2006 "Give a Caregiver a Break” RUNNER-UP
"As Grandma Plays With My Kids, Her Eyes Light Up With Joy"
“John died,” Autumn tells me as she marches out of Jean’s room. Autumn and her one-year-old brother, Luke, had been “keeping great-grandma company” and discussing everything, which today included the great-grandfather Autumn had never met because he had died 10 years previously.
My grandmother has lived with us for a year. She moved in reluctantly but has grown to enjoy her life here. Most days, she works on crossword puzzles, folds laundry, plays with the kids and has conversations about her teenage years.
I spend each day caring for my kids and Grandma. I am a playmate, short-order cook, housekeeper and friend. I have learned so much about her younger years and more about my grandfather, who I adored when I was a child.
We recently celebrated Grandma’s 93rd birthday. My three-year-old daughter baked her a cake and was excited to buy her a present. My grandma has enriched my daughter’s life. If we are out without Grandma, my daughter constantly asks who is with Grandma or who will pick her up. She leads Grandma to the table for meals. As I watch my grandmother tickle and play with the kids, I see her eyes light up with joy. I realize that she must have played like that with me when I was a child. When I talk to people about my current household, they often are amazed. Years ago, this living situation would have been normal; families took care of each other. Now, most are too busy to do so. The 90-year difference between my grandma and daughter has made them think and take into consideration what is truly important and value the intergenerational bond.
This year has been hard. It was July 2005 when my grandmother’s friend found her cold, wet and naked in the bathtub. She had spent the night alone and afraid because she did not have the strength to pull herself out. My house was the only one in the family with a first-floor bedroom, so we decided she would stay with us. She looked so frail, we didn't think she would make it to Christmas.
My grandma took a long time to settle in. She thought she could still take care of herself and constantly asked to go home. She would make decisions, the dementia would surface and I would have to start the discussion over again.

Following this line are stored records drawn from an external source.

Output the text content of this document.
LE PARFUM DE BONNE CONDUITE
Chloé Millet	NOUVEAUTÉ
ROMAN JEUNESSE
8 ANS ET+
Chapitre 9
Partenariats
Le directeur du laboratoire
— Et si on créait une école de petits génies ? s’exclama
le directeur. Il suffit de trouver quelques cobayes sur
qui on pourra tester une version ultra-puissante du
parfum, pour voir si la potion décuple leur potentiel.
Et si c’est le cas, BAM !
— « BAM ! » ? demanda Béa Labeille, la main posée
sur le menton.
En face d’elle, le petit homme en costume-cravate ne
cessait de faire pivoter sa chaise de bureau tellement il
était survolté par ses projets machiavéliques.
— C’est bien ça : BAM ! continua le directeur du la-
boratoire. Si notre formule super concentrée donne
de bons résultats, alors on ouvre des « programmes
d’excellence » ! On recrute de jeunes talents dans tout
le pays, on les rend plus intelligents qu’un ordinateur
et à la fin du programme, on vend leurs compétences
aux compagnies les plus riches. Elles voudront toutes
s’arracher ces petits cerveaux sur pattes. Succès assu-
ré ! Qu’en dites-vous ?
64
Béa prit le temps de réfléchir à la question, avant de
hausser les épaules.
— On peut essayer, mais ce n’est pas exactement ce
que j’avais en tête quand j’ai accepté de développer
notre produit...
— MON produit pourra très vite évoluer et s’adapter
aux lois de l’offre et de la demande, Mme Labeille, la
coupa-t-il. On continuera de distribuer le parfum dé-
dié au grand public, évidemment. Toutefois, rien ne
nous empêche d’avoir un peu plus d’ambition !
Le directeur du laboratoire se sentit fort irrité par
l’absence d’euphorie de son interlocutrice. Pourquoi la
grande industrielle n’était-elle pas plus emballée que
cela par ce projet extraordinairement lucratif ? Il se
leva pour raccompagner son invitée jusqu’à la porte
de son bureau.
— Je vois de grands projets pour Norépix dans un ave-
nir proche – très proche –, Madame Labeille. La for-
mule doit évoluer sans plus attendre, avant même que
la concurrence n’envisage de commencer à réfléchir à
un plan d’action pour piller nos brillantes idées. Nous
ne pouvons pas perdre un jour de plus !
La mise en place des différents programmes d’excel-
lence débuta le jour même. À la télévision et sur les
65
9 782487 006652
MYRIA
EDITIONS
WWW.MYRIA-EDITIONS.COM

All of the lost sleep and frustration has been worthwhile. I know my grandma is safe and happy. She has improved all our lives, from her one-year-old great-grandson to her 55-year-old daughter.

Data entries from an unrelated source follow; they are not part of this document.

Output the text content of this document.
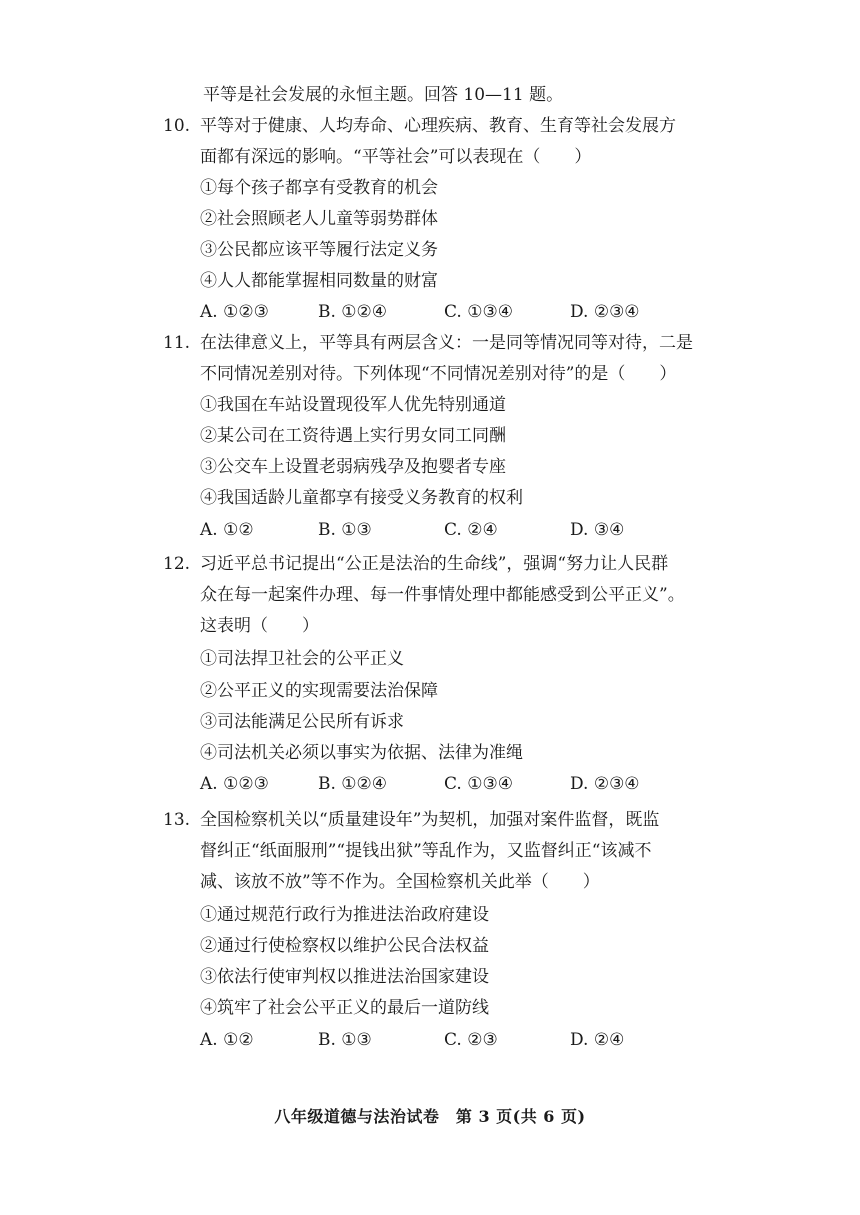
平等是社会发展的永恒主题。回答 10—11 题。
10. 平等对于健康、人均寿命、心理疾病、教育、生育等社会发展方
面都有深远的影响。“平等社会”可以表现在（　　）
①每个孩子都享有受教育的机会
②社会照顾老人儿童等弱势群体
③公民都应该平等履行法定义务
④人人都能掌握相同数量的财富
A. ①②③	B. ①②④	C. ①③④	D. ②③④
11. 在法律意义上，平等具有两层含义：一是同等情况同等对待，二是
不同情况差别对待。下列体现“不同情况差别对待”的是（　　）
①我国在车站设置现役军人优先特别通道
②某公司在工资待遇上实行男女同工同酬
③公交车上设置老弱病残孕及抱婴者专座
④我国适龄儿童都享有接受义务教育的权利
A. ①②	B. ①③	C. ②④	D. ③④
12. 习近平总书记提出“公正是法治的生命线”，强调“努力让人民群
众在每一起案件办理、每一件事情处理中都能感受到公平正义”。
这表明（　　）
①司法捍卫社会的公平正义
②公平正义的实现需要法治保障
③司法能满足公民所有诉求
④司法机关必须以事实为依据、法律为准绳
A. ①②③	B. ①②④	C. ①③④	D. ②③④
13. 全国检察机关以“质量建设年”为契机，加强对案件监督，既监
督纠正“纸面服刑”“提钱出狱”等乱作为，又监督纠正“该减不
减、该放不放”等不作为。全国检察机关此举（　　）
①通过规范行政行为推进法治政府建设
②通过行使检察权以维护公民合法权益
③依法行使审判权以推进法治国家建设
④筑牢了社会公平正义的最后一道防线
A. ①②	B. ①③	C. ②③	D. ②④
八年级道德与法治试卷　第 3 页(共 6 页)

There are many times when I think I could really use some time just with my husband and kids. My mom and siblings have been great in providing that break, but recently they’ve become very busy and are not always available. I am looking to find someone I can trust with my grandma during these times. I need someone who understands her desire for independence and her limitations, someone who will enjoy her like I do.